Le plaignant et le professeur A sont tous deux des professeurs qui effectuaient des recherches pour une Chaire universitaire dont le plaignant est le titulaire. Une mésentente est survenue entre eux. Le plaignant a mis fin à la collaboration du professeur A aux travaux de la Chaire. Il peut toutefois continuer certains travaux qui s’inscrivent dans un projet de recherche complémentaire étant sous l’administration du même bureau de direction que la Chaire.
Dans la plainte pour harcèlement psychologique, de nombreux agissements sont reprochés au professeur A. Il est notamment question de nombreuses interactions et communications avec le plaignant, impliquant parfois même des partenaires externes et des étudiants, de nuire à la crédibilité du plaignant, d’outrepasser des processus et de tenter à plusieurs reprises et par plusieurs moyens de participer à des activités où il n’était pas invité.
Analyse
L’arbitre n’a pas jugé ces comportements comme étant des conduites vexatoires menant à du harcèlement psychologique au travail. Il a toutefois conclu que l’Université était en droit de réprimander le professeur A, dans les circonstances.
Certes, une suspension de quatre mois sans solde est une sanction sévère. Toutefois, l’Université avait déjà sanctionné deux fois le professeur en raison de son comportement et il avait fait l’objet de deux enquêtes au sujet. L’arbitre indique que cela aurait dû le pousser à cesser ses agissements. De plus, lorsque son directeur lui demande de cesser son sarcasme et de cesser d’impliquer des partenaires externes à son conflit avec le plaignant, le professeur A lui répond que cela serait contraire à sa liberté universitaire.
« Mais quand on considère l’ensemble de ces faits, cependant, on constate que le Professeur [A] […] commet une faute grave d’inconduite, de mauvaise foi, d’insubordination, de manque de respect et de loyauté» (paragraphe 391 de la sentence arbitrale).
« Par certains de ses gestes, non seulement a-t-il mis en porte-à-faux des étudiants et des partenaires industriels, il a aussi mis à mal la réputation et la crédibilité du [plaignant] […], de [la Chaire] […] et possiblement même de la Faculté et de l’Université» (paragraphe 392 de la sentence arbitrale).

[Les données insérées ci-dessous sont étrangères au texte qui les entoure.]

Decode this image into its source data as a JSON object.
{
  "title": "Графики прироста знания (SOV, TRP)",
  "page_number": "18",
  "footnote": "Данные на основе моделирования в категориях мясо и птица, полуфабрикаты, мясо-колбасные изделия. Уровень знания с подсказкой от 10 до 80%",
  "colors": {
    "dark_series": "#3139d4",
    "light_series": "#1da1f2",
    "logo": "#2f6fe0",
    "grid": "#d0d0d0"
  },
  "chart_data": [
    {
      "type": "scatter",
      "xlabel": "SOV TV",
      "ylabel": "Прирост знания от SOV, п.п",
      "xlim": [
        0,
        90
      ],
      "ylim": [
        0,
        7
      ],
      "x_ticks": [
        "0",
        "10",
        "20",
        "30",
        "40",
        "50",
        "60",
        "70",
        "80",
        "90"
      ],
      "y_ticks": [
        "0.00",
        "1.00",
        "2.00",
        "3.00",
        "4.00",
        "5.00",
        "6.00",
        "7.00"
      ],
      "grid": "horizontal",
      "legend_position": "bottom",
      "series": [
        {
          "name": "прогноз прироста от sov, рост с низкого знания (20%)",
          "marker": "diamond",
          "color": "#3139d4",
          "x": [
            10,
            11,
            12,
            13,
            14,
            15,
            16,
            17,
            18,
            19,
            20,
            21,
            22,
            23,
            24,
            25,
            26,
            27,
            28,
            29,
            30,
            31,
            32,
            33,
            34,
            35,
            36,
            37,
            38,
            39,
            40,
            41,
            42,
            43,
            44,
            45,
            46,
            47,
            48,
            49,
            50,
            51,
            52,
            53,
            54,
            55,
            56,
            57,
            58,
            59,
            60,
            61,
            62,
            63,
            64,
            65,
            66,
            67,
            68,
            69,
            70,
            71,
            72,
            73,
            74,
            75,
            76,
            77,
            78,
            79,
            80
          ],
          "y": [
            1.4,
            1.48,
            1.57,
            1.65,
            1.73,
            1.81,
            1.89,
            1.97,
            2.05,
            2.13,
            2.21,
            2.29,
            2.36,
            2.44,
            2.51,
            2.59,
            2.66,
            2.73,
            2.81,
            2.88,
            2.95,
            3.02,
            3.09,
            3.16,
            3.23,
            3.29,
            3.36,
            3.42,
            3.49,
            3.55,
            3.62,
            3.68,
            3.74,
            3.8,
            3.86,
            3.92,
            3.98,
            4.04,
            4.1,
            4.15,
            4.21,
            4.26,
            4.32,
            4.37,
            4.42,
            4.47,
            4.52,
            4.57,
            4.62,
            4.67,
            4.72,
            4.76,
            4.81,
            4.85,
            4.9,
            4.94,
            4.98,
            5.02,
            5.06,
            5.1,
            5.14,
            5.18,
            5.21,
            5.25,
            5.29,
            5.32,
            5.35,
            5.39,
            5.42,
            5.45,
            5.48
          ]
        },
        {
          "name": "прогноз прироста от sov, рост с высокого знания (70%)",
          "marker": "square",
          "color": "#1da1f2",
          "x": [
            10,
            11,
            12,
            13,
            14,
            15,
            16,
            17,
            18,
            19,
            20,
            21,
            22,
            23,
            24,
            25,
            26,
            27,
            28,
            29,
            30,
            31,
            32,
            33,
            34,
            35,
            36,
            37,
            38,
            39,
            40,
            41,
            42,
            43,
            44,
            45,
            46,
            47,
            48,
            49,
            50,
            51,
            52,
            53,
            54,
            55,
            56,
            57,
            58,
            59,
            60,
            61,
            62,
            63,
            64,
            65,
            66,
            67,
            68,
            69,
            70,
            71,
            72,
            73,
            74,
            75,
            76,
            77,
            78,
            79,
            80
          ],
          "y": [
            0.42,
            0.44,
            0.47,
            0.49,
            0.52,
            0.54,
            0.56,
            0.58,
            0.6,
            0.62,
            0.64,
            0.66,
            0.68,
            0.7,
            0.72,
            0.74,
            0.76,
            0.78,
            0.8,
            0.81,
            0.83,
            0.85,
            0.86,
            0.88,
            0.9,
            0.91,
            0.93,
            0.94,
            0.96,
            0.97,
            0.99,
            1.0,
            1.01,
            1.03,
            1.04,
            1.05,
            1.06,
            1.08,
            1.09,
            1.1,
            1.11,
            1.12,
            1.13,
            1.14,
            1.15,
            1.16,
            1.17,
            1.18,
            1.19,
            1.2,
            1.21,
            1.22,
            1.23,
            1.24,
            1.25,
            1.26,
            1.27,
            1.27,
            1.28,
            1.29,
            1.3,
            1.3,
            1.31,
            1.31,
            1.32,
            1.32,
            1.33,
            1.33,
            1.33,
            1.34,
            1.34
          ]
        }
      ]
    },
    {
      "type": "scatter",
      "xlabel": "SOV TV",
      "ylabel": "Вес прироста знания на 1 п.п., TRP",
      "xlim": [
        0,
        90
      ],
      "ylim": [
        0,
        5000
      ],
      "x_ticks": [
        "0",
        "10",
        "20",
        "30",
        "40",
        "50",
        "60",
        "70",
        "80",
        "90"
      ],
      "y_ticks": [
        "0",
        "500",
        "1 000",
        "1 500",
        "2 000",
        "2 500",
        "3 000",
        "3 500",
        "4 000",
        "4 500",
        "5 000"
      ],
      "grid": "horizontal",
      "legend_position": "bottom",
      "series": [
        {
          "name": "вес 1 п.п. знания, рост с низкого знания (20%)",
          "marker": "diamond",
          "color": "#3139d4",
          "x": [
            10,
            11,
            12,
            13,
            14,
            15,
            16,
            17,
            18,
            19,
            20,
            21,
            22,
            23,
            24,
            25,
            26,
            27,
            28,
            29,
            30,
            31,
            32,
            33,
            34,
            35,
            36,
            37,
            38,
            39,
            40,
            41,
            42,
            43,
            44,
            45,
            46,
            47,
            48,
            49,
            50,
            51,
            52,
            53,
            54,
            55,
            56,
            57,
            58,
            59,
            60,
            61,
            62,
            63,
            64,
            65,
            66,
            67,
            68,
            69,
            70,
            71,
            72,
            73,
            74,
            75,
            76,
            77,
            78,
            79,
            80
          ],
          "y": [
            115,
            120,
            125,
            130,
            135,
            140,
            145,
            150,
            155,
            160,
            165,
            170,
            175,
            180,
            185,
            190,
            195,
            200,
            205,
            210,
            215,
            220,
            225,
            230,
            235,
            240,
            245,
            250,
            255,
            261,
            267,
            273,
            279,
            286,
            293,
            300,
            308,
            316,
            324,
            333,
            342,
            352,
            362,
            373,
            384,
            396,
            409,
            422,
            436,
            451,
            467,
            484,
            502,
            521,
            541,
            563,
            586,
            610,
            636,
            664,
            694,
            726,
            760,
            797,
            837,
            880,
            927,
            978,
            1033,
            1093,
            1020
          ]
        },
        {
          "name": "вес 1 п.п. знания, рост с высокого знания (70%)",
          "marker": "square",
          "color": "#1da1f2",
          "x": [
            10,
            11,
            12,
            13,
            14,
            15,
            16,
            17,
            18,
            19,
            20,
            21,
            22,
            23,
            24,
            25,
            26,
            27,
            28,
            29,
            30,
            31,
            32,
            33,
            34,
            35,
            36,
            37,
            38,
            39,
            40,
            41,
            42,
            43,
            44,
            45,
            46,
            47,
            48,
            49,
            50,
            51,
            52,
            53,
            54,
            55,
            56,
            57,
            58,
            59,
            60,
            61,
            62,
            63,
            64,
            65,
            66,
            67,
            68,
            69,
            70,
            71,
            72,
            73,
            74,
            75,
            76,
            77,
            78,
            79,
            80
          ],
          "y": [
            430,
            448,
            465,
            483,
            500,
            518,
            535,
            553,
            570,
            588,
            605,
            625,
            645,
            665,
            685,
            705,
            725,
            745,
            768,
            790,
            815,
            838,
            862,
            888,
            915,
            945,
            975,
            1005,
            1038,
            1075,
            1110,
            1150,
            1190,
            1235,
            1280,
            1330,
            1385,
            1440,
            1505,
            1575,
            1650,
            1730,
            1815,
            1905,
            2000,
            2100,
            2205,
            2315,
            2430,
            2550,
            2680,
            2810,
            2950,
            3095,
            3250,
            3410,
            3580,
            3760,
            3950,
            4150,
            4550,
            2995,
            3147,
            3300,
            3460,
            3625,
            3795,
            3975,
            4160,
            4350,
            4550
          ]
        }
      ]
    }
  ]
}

Le professeur ne se conforme pas non plus à son obligation de convivialité en milieu de travail. L’arbitre cite des autorités pour cette obligation, intégré à l’obligation de loyauté prévue à l’article 2088 du Code civil du Québec. Cette obligation doit être analysée au cas par cas et peut varier en fonction du poste, du milieu et de la profession du salarié. Il s’agit de « l’ensemble d’attitudes propres à favoriser la communication, le commerce, le dialogue et la coopération entre les membres de l’entreprise. » (paragraphe 393 de la sentence arbitrale, références omises).

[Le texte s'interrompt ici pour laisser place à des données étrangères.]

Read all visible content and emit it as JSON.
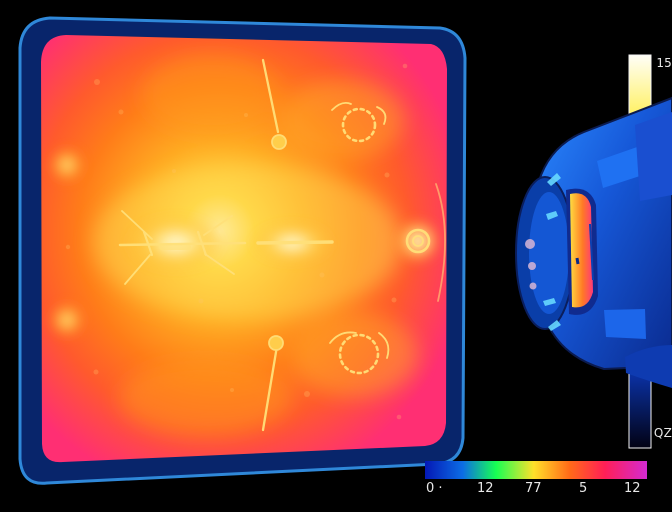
{
  "vertical_scale": {
    "top_label": "15",
    "bottom_label": "QZ"
  },
  "horizontal_scale": {
    "labels": [
      "0 ·",
      "12",
      "77",
      "5",
      "12"
    ]
  },
  "colors": {
    "background": "#000000",
    "frame_border": "#0b2f77",
    "thermal_hot": "#fff5c0",
    "thermal_mid": "#ff8a1e",
    "thermal_edge": "#ff2f73",
    "camera_body": "#1459d6"
  }
}
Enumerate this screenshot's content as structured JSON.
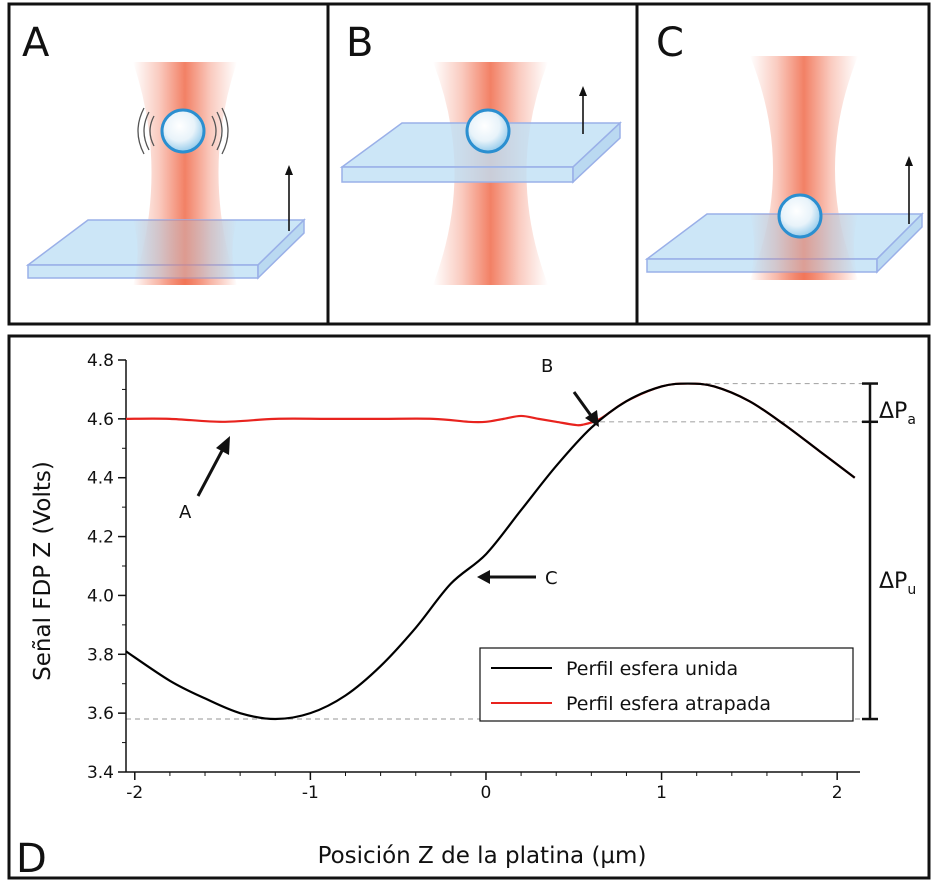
{
  "panels": [
    {
      "letter": "A",
      "state": "sphere trapped above, stage below"
    },
    {
      "letter": "B",
      "state": "stage touching sphere"
    },
    {
      "letter": "C",
      "state": "sphere bound on stage"
    }
  ],
  "colors": {
    "beam": "#f06a4a",
    "stage_top": "#bfe0f5",
    "stage_edge": "#9ab0e8",
    "sphere": "#cfe8f7",
    "sphere_edge": "#2b8fd0",
    "bound_line": "#000000",
    "trapped_line": "#e8231e"
  },
  "plot": {
    "panel_letter": "D",
    "xlabel": "Posición Z de la platina (µm)",
    "ylabel": "Señal FDP Z (Volts)",
    "annotations": {
      "A": "A",
      "B": "B",
      "C": "C"
    },
    "delta_a": {
      "main": "ΔP",
      "sub": "a"
    },
    "delta_u": {
      "main": "ΔP",
      "sub": "u"
    },
    "legend": [
      "Perfil esfera unida",
      "Perfil esfera atrapada"
    ]
  },
  "chart_data": {
    "type": "line",
    "xlabel": "Posición Z de la platina (µm)",
    "ylabel": "Señal FDP Z (Volts)",
    "xlim": [
      -2.05,
      2.13
    ],
    "ylim": [
      3.4,
      4.8
    ],
    "xticks": [
      -2,
      -1,
      0,
      1,
      2
    ],
    "yticks": [
      3.4,
      3.6,
      3.8,
      4.0,
      4.2,
      4.4,
      4.6,
      4.8
    ],
    "xtick_labels": [
      "-2",
      "-1",
      "0",
      "1",
      "2"
    ],
    "ytick_labels": [
      "3.4",
      "3.6",
      "3.8",
      "4.0",
      "4.2",
      "4.4",
      "4.6",
      "4.8"
    ],
    "grid": false,
    "legend_position": "bottom-right",
    "reference_lines_y": [
      4.72,
      4.59,
      3.58
    ],
    "series": [
      {
        "name": "Perfil esfera unida",
        "color": "#000000",
        "x": [
          -2.05,
          -1.8,
          -1.6,
          -1.4,
          -1.2,
          -1.0,
          -0.8,
          -0.6,
          -0.4,
          -0.2,
          0.0,
          0.2,
          0.4,
          0.6,
          0.8,
          1.0,
          1.15,
          1.3,
          1.5,
          1.7,
          1.9,
          2.1
        ],
        "y": [
          3.81,
          3.71,
          3.65,
          3.6,
          3.58,
          3.6,
          3.66,
          3.76,
          3.89,
          4.04,
          4.14,
          4.29,
          4.44,
          4.57,
          4.66,
          4.71,
          4.72,
          4.71,
          4.66,
          4.58,
          4.49,
          4.4
        ]
      },
      {
        "name": "Perfil esfera atrapada",
        "color": "#e8231e",
        "x": [
          -2.05,
          -1.8,
          -1.5,
          -1.2,
          -0.9,
          -0.6,
          -0.3,
          -0.1,
          0.0,
          0.1,
          0.2,
          0.3,
          0.4,
          0.5,
          0.55,
          0.65,
          0.8,
          1.0,
          1.15,
          1.3,
          1.5,
          1.7,
          1.9,
          2.1
        ],
        "y": [
          4.6,
          4.6,
          4.59,
          4.6,
          4.6,
          4.6,
          4.6,
          4.59,
          4.59,
          4.6,
          4.61,
          4.6,
          4.59,
          4.58,
          4.58,
          4.6,
          4.66,
          4.71,
          4.72,
          4.71,
          4.66,
          4.58,
          4.49,
          4.4
        ]
      }
    ]
  }
}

Le professeur A appuie grand nombre de ses agissements sur la notion de liberté universitaire. L’arbitre n’est pas d’accord avec lui. Il note que la liberté universitaire donne de grands privilèges et, conséquemment, impose de grandes responsabilités. Il faut être conscient que la liberté universitaire n’évolue pas en vase clos en droit civil québécois. En effet, les professeurs universitaires demeurent soumis à leurs obligations de loyauté, civisme et civilité en vertu du Code civil du Québec. Le Code prévoit également aux articles 6 et 7 du les exigences de la bonne foi et la prohibition de l’abus de droit. La liberté universitaire des uns est également limitée par la liberté universitaire des autres.
Finalement, le tribunal constate l’absence de volonté de s’amender du professeur à l’audience, d’autant plus qu’il justifie ses agissements par sa vision erronée de la liberté universitaire. Ce facteur est considéré pour maintenir la sanction.
Ainsi, le grief est rejeté et la sanction de l’université est maintenue.